Depois daquela introdução, que é usada
diversas vezes ao longo da canção (como refrão), vem a segunda parte:
”Promessas são promessas e eu vou cumprir / Em tempo de guerra é cada um por si
/ Mas eu conto primaveras pra chegar a ti.”
O primeiro verso corresponde ainda ao que
foi referido no parágrafo anterior, o que Manuel faria por Madalena, mas o
seguinte pode ter uma interpretação diferente. Como a peça se passa na altura
da peste, a palavra “guerra” pode ser vista como a posição que Manuel tinha com
os governadores. Apesar de que, enquanto estava com eles presencialmente, este
mostrava-se leal e apoiante, na realidade Manuel não gostava deles, nem os
apoiava. Isso é visto com clareza, quando Manuel incendeia a sua própria casa,
só para os governadores não irem para lá viver.
O último verso deste terceto pode ser visto
como algo que D. João fez durante os últimos vinte e um anos. Contar os dias,
os meses, os anos, até que pudesse estar novamente com a sua amada, Madalena.
Como uma última comparação entre a letra da
música e a peça, utilizo outra estrofe que é repetida duas vezes: “Porque mesmo
longe eu vou estar / Sabes onde me encontrar / Até ao dia em que eu voltar, pra
te dizer / Não importa o lugar, o tempo nunca vai mudar / Ao teu lado vou ficar
pro que der e vier”.
Esta estrofe pode ser vista do ponto de
vista de D. João de Portugal, uma vez que este está longe de Madalena; enquanto
ela estava em Lisboa e Almada, ele estava em cativeiro em Jerusalém. Mas, ao
contrário do que o segundo verso indica, Madalena não sabia onde o encontrar,
pois procurara por ele durante sete anos e não conseguira nenhuma pista de onde
ele pudesse estar, tendo ao fim desse tempo considerado João morto. O terceiro
verso está relacionado com o facto de D. João ter voltado para a sua casa e
para a sua amada, como ele pensava; mas, na realidade, estava só a
intrometer-se e a estragar a vida feliz que Madalena e a sua nova família
tinham conseguido construir depois da sua morte.
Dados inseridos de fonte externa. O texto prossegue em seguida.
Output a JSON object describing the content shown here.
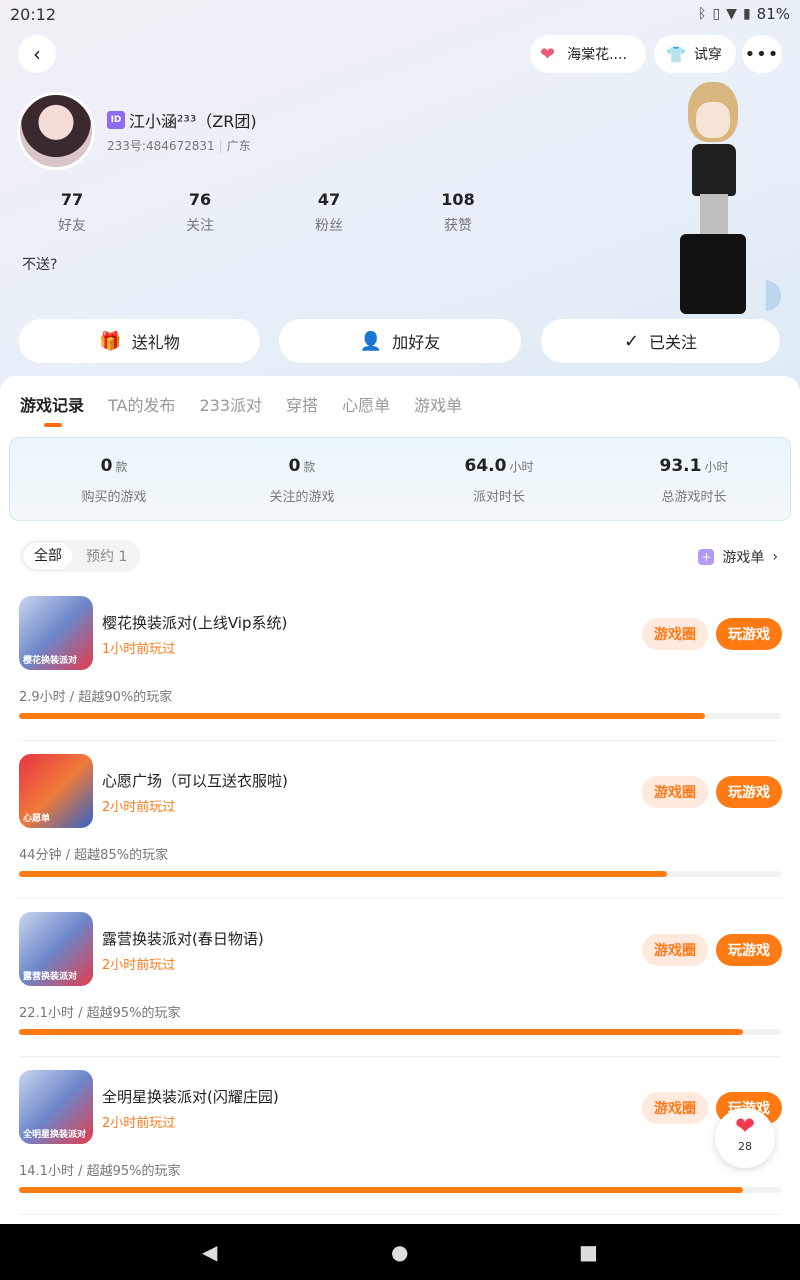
{
  "status": {
    "time": "20:12",
    "battery": "81%"
  },
  "topbar": {
    "haitang": "海棠花....",
    "try_on": "试穿"
  },
  "profile": {
    "name": "江小涵²³³（ZR团)",
    "id_badge": "ID",
    "uid": "233号:484672831",
    "region": "广东",
    "signature": "不送?"
  },
  "stats": [
    {
      "num": "77",
      "label": "好友"
    },
    {
      "num": "76",
      "label": "关注"
    },
    {
      "num": "47",
      "label": "粉丝"
    },
    {
      "num": "108",
      "label": "获赞"
    }
  ],
  "actions": {
    "gift": "送礼物",
    "add_friend": "加好友",
    "followed": "已关注"
  },
  "tabs": [
    "游戏记录",
    "TA的发布",
    "233派对",
    "穿搭",
    "心愿单",
    "游戏单"
  ],
  "summary": [
    {
      "value": "0",
      "unit": "款",
      "label": "购买的游戏"
    },
    {
      "value": "0",
      "unit": "款",
      "label": "关注的游戏"
    },
    {
      "value": "64.0",
      "unit": "小时",
      "label": "派对时长"
    },
    {
      "value": "93.1",
      "unit": "小时",
      "label": "总游戏时长"
    }
  ],
  "filter": {
    "all": "全部",
    "reserved": "预约 1",
    "gamelist": "游戏单"
  },
  "games": [
    {
      "name": "樱花换装派对(上线Vip系统)",
      "last_played": "1小时前玩过",
      "stat": "2.9小时 / 超越90%的玩家",
      "progress": 0.9,
      "circle": "游戏圈",
      "play": "玩游戏",
      "thumb_text": "樱花换装派对"
    },
    {
      "name": "心愿广场（可以互送衣服啦)",
      "last_played": "2小时前玩过",
      "stat": "44分钟 / 超越85%的玩家",
      "progress": 0.85,
      "circle": "游戏圈",
      "play": "玩游戏",
      "thumb_text": "心愿单"
    },
    {
      "name": "露营换装派对(春日物语)",
      "last_played": "2小时前玩过",
      "stat": "22.1小时 / 超越95%的玩家",
      "progress": 0.95,
      "circle": "游戏圈",
      "play": "玩游戏",
      "thumb_text": "露营换装派对"
    },
    {
      "name": "全明星换装派对(闪耀庄园)",
      "last_played": "2小时前玩过",
      "stat": "14.1小时 / 超越95%的玩家",
      "progress": 0.95,
      "circle": "游戏圈",
      "play": "玩游戏",
      "thumb_text": "全明星换装派对"
    }
  ],
  "like_count": "28"
}
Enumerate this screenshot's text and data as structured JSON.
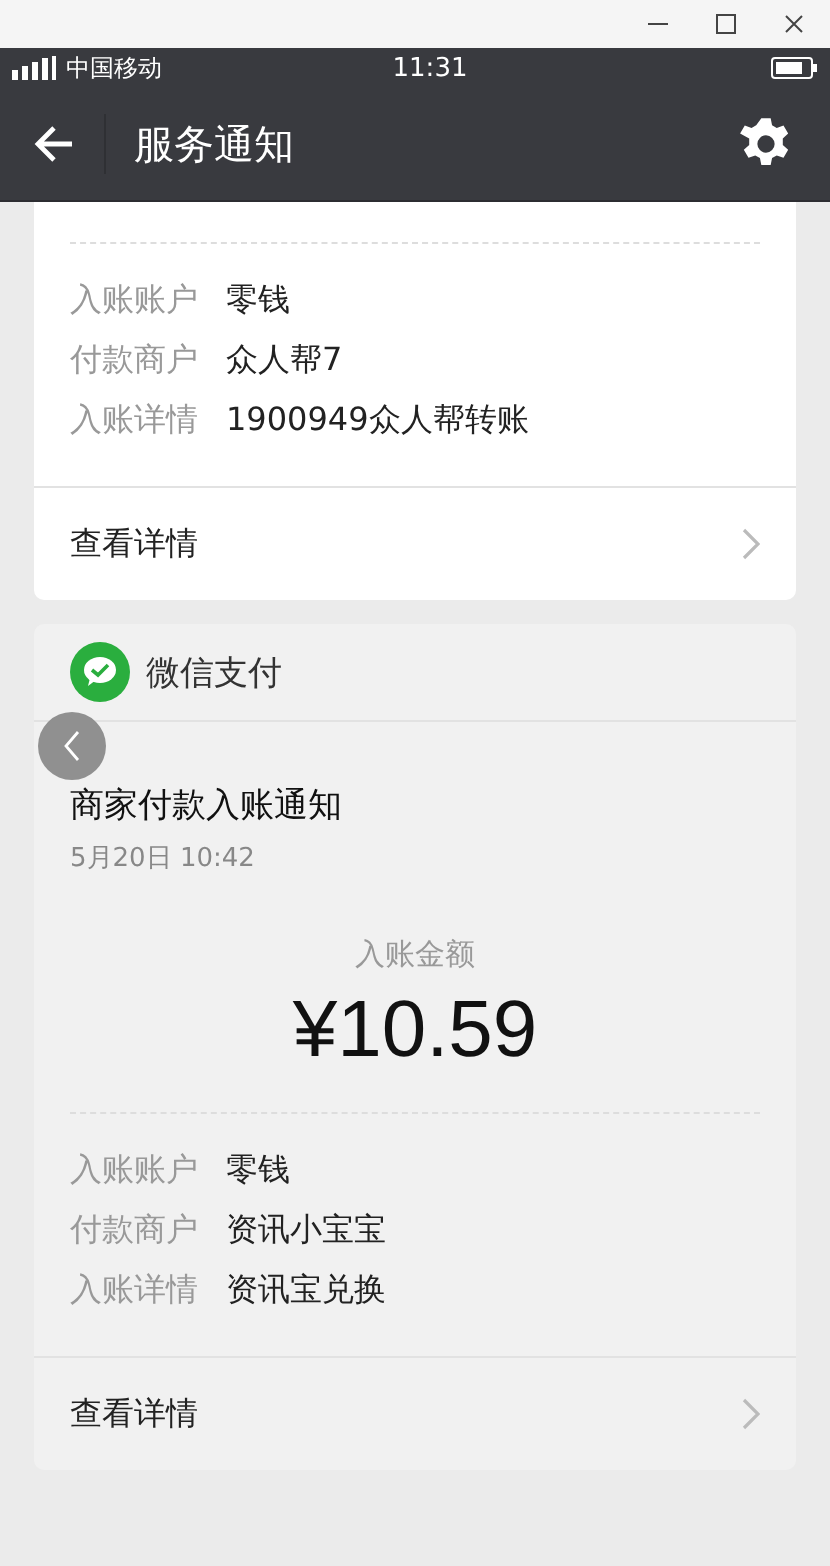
{
  "status_bar": {
    "carrier": "中国移动",
    "time": "11:31"
  },
  "nav": {
    "title": "服务通知"
  },
  "cards": [
    {
      "pressed": false,
      "fields": [
        {
          "label": "入账账户",
          "value": "零钱"
        },
        {
          "label": "付款商户",
          "value": "众人帮7"
        },
        {
          "label": "入账详情",
          "value": "1900949众人帮转账"
        }
      ],
      "footer": "查看详情"
    },
    {
      "pressed": true,
      "header": "微信支付",
      "title": "商家付款入账通知",
      "date": "5月20日  10:42",
      "amount_label": "入账金额",
      "amount": "¥10.59",
      "fields": [
        {
          "label": "入账账户",
          "value": "零钱"
        },
        {
          "label": "付款商户",
          "value": "资讯小宝宝"
        },
        {
          "label": "入账详情",
          "value": "资讯宝兑换"
        }
      ],
      "footer": "查看详情"
    }
  ]
}
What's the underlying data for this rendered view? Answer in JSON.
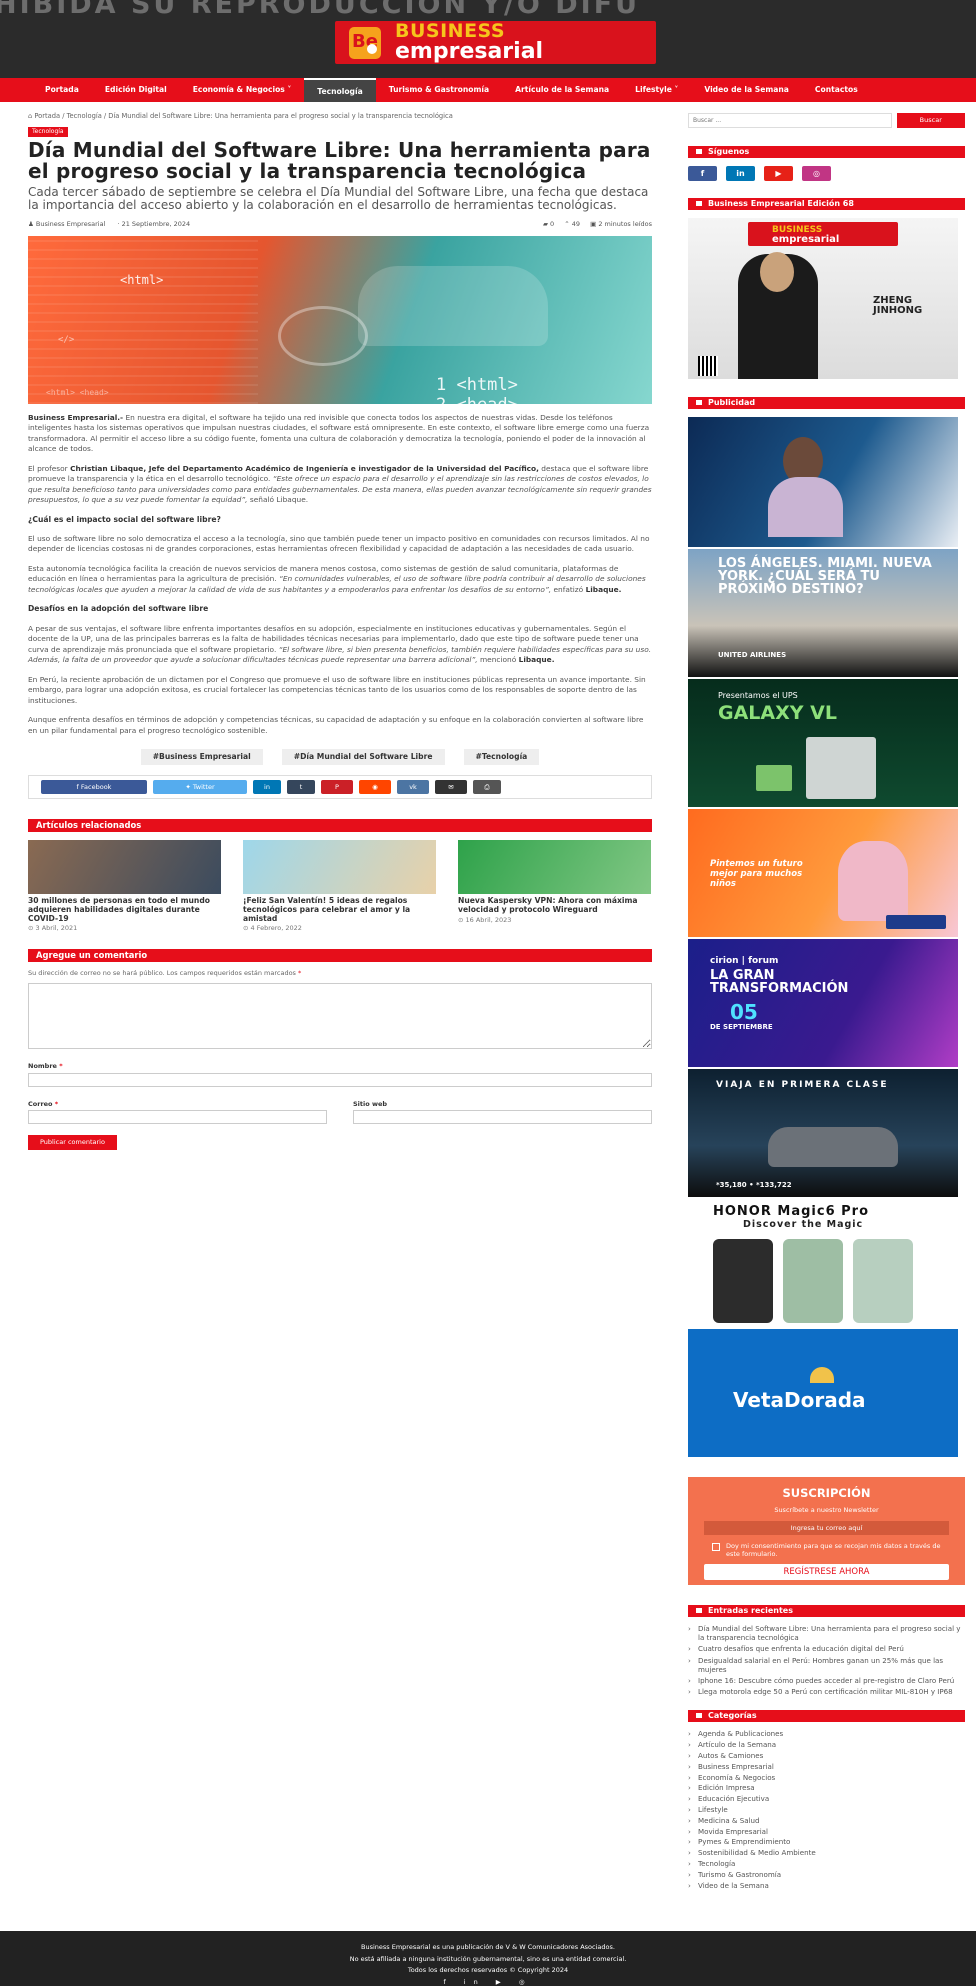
{
  "header": {
    "watermark": "HIBIDA SU REPRODUCCIÓN Y/O DIFU",
    "logo_mark": "Be",
    "logo_line1": "BUSINESS",
    "logo_line2": "empresarial"
  },
  "nav": [
    "Portada",
    "Edición Digital",
    "Economía & Negocios ˅",
    "Tecnología",
    "Turismo & Gastronomía",
    "Artículo de la Semana",
    "Lifestyle ˅",
    "Video de la Semana",
    "Contactos"
  ],
  "article": {
    "breadcrumb": "⌂ Portada / Tecnología / Día Mundial del Software Libre: Una herramienta para el progreso social y la transparencia tecnológica",
    "category": "Tecnología",
    "title": "Día Mundial del Software Libre: Una herramienta para el progreso social y la transparencia tecnológica",
    "subtitle": "Cada tercer sábado de septiembre se celebra el Día Mundial del Software Libre, una fecha que destaca la importancia del acceso abierto y la colaboración en el desarrollo de herramientas tecnológicas.",
    "author": "♟ Business Empresarial",
    "date": "· 21 Septiembre, 2024",
    "comments": "▰ 0",
    "views": "⌃ 49",
    "read_time": "▣ 2 minutos leídos",
    "hero_code": [
      "<html>",
      "</>",
      "1 <html>",
      "2 <head>",
      "<html> <head>"
    ],
    "p1_lead": "Business Empresarial.-",
    "p1": " En nuestra era digital, el software ha tejido una red invisible que conecta todos los aspectos de nuestras vidas. Desde los teléfonos inteligentes hasta los sistemas operativos que impulsan nuestras ciudades, el software está omnipresente. En este contexto, el software libre emerge como una fuerza transformadora. Al permitir el acceso libre a su código fuente, fomenta una cultura de colaboración y democratiza la tecnología, poniendo el poder de la innovación al alcance de todos.",
    "p2_a": "El profesor ",
    "p2_b": "Christian Libaque, Jefe del Departamento Académico de Ingeniería e investigador de la Universidad del Pacífico,",
    "p2_c": " destaca que el software libre promueve la transparencia y la ética en el desarrollo tecnológico. ",
    "p2_d": "“Este ofrece un espacio para el desarrollo y el aprendizaje sin las restricciones de costos elevados, lo que resulta beneficioso tanto para universidades como para entidades gubernamentales. De esta manera, ellas pueden avanzar tecnológicamente sin requerir grandes presupuestos, lo que a su vez puede fomentar la equidad”,",
    "p2_e": " señaló Libaque.",
    "h1": "¿Cuál es el impacto social del software libre?",
    "p3": "El uso de software libre no solo democratiza el acceso a la tecnología, sino que también puede tener un impacto positivo en comunidades con recursos limitados. Al no depender de licencias costosas ni de grandes corporaciones, estas herramientas ofrecen flexibilidad y capacidad de adaptación a las necesidades de cada usuario.",
    "p4_a": "Esta autonomía tecnológica facilita la creación de nuevos servicios de manera menos costosa, como sistemas de gestión de salud comunitaria, plataformas de educación en línea o herramientas para la agricultura de precisión. ",
    "p4_b": "“En comunidades vulnerables, el uso de software libre podría contribuir al desarrollo de soluciones tecnológicas locales que ayuden a mejorar la calidad de vida de sus habitantes y a empoderarlos para enfrentar los desafíos de su entorno”,",
    "p4_c": " enfatizó ",
    "p4_d": "Libaque.",
    "h2": "Desafíos en la adopción del software libre",
    "p5_a": "A pesar de sus ventajas, el software libre enfrenta importantes desafíos en su adopción, especialmente en instituciones educativas y gubernamentales. Según el docente de la UP, una de las principales barreras es la falta de habilidades técnicas necesarias para implementarlo, dado que este tipo de software puede tener una curva de aprendizaje más pronunciada que el software propietario. ",
    "p5_b": "“El software libre, si bien presenta beneficios, también requiere habilidades específicas para su uso. Además, la falta de un proveedor que ayude a solucionar dificultades técnicas puede representar una barrera adicional”,",
    "p5_c": " mencionó ",
    "p5_d": "Libaque.",
    "p6": "En Perú, la reciente aprobación de un dictamen por el Congreso que promueve el uso de software libre en instituciones públicas representa un avance importante. Sin embargo, para lograr una adopción exitosa, es crucial fortalecer las competencias técnicas tanto de los usuarios como de los responsables de soporte dentro de las instituciones.",
    "p7": "Aunque enfrenta desafíos en términos de adopción y competencias técnicas, su capacidad de adaptación y su enfoque en la colaboración convierten al software libre en un pilar fundamental para el progreso tecnológico sostenible.",
    "tags": [
      "#Business Empresarial",
      "#Día Mundial del Software Libre",
      "#Tecnología"
    ]
  },
  "share": [
    {
      "label": "f   Facebook",
      "color": "#3b5998",
      "w": 106
    },
    {
      "label": "✦   Twitter",
      "color": "#55acee",
      "w": 94
    },
    {
      "label": "in",
      "color": "#0077b5",
      "w": 28
    },
    {
      "label": "t",
      "color": "#35465c",
      "w": 28
    },
    {
      "label": "P",
      "color": "#cb2027",
      "w": 32
    },
    {
      "label": "◉",
      "color": "#ff4500",
      "w": 32
    },
    {
      "label": "vk",
      "color": "#4c75a3",
      "w": 32
    },
    {
      "label": "✉",
      "color": "#333333",
      "w": 32
    },
    {
      "label": "⎙",
      "color": "#555555",
      "w": 28
    }
  ],
  "related": {
    "heading": "Artículos relacionados",
    "items": [
      {
        "title": "30 millones de personas en todo el mundo adquieren habilidades digitales durante COVID-19",
        "date": "⊙ 3 Abril, 2021",
        "c1": "#8a6a52",
        "c2": "#3b4b5e"
      },
      {
        "title": "¡Feliz San Valentín! 5 ideas de regalos tecnológicos para celebrar el amor y la amistad",
        "date": "⊙ 4 Febrero, 2022",
        "c1": "#9ed7ea",
        "c2": "#e8d1a9"
      },
      {
        "title": "Nueva Kaspersky VPN: Ahora con máxima velocidad y protocolo Wireguard",
        "date": "⊙ 16 Abril, 2023",
        "c1": "#2ea24a",
        "c2": "#81c784"
      }
    ]
  },
  "comment": {
    "heading": "Agregue un comentario",
    "note": "Su dirección de correo no se hará público. Los campos requeridos están marcados",
    "star": "*",
    "name": "Nombre",
    "email": "Correo",
    "website": "Sitio web",
    "submit": "Publicar comentario"
  },
  "sidebar": {
    "search_placeholder": "Buscar ...",
    "search_btn": "Buscar",
    "follow": "Síguenos",
    "social": [
      {
        "label": "f",
        "color": "#3b5998"
      },
      {
        "label": "in",
        "color": "#0077b5"
      },
      {
        "label": "▶",
        "color": "#e62117"
      },
      {
        "label": "◎",
        "color": "#c13584"
      }
    ],
    "edition": "Business Empresarial Edición 68",
    "cover_name": "ZHENG JINHONG",
    "ads_heading": "Publicidad",
    "ad_united": "LOS ÁNGELES. MIAMI. NUEVA YORK. ¿CUÁL SERÁ TU PRÓXIMO DESTINO?",
    "ad_united_brand": "UNITED AIRLINES",
    "ad_galaxy_pre": "Presentamos el UPS",
    "ad_galaxy": "GALAXY VL",
    "ad_bcp": "Pintemos un futuro mejor para muchos niños",
    "ad_cirion_brand": "cirion | forum",
    "ad_cirion": "LA GRAN TRANSFORMACIÓN",
    "ad_cirion_date": "05",
    "ad_cirion_month": "DE SEPTIEMBRE",
    "ad_chery": "VIAJA EN PRIMERA CLASE",
    "ad_chery_prices": "*35,180 • *133,722",
    "ad_honor": "HONOR Magic6 Pro",
    "ad_honor_sub": "Discover the Magic",
    "ad_veta": "VetaDorada",
    "sub_title": "SUSCRIPCIÓN",
    "sub_sub": "Suscríbete a nuestro Newsletter",
    "sub_input": "Ingresa tu correo aquí",
    "sub_consent": "Doy mi consentimiento para que se recojan mis datos a través de este formulario.",
    "sub_btn": "REGÍSTRESE AHORA",
    "recent_heading": "Entradas recientes",
    "recent": [
      "Día Mundial del Software Libre: Una herramienta para el progreso social y la transparencia tecnológica",
      "Cuatro desafíos que enfrenta la educación digital del Perú",
      "Desigualdad salarial en el Perú: Hombres ganan un 25% más que las mujeres",
      "Iphone 16: Descubre cómo puedes acceder al pre-registro de Claro Perú",
      "Llega motorola edge 50 a Perú con certificación militar MIL-810H y IP68"
    ],
    "cat_heading": "Categorías",
    "categories": [
      "Agenda & Publicaciones",
      "Artículo de la Semana",
      "Autos & Camiones",
      "Business Empresarial",
      "Economía & Negocios",
      "Edición Impresa",
      "Educación Ejecutiva",
      "Lifestyle",
      "Medicina & Salud",
      "Movida Empresarial",
      "Pymes & Emprendimiento",
      "Sostenibilidad & Medio Ambiente",
      "Tecnología",
      "Turismo & Gastronomía",
      "Video de la Semana"
    ]
  },
  "footer": {
    "line1": "Business Empresarial es una publicación de V & W Comunicadores Asociados.",
    "line2": "No está afiliada a ninguna institución gubernamental, sino es una entidad comercial.",
    "line3": "Todos los derechos reservados © Copyright 2024",
    "icons": "f in ▶ ◎"
  }
}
Para finalizar, os últimos
dois versos indicam que os sentimentos de João por Madalena não mudaram mesmo
depois de tanto tempo, apesar de o contrário ter sucedido aos de Madalena por
João.
Matilde
A canção “Chicken Tendies”, de Clinton
Kane, pode ser facilmente enquadrada no drama de Almeida Garrett, Frei Luís de
Sousa, onde é, ainda, tratado e exposto um tema que é normalmente abordado em
canções, o amor não correspondido ou a saudade.
A canção interpretada pelo cantor e
guitarrista australiano descreve uma situação comum e relata uma história de
amor que tinha, estando agora a rapariga com outro parceiro. Toda esta situação
tem as suas semelhanças com a obra estudada, porque podemos com ela relacionar
a situação de D. João de Portugal e Madalena, que, após o desaparecimento do
marido, na “funesta jornada de África", se casou com Manuel de Sousa
Coutinho, com o qual constituiu uma família. Após vinte e um anos de cativeiro,
D. João decide aparecer de novo em Almada, incógnito, apercebendo-se de que a
mulher que sempre amara, D. Madalena de Vilhena tinha seguido em frente
com a sua vida. (“You’re full of love, and wild and free. Chasing' every dream and possibility.”[Tu estás
feliz e amada, livre. Aproveitando todas as oportunidades e sonhos.]).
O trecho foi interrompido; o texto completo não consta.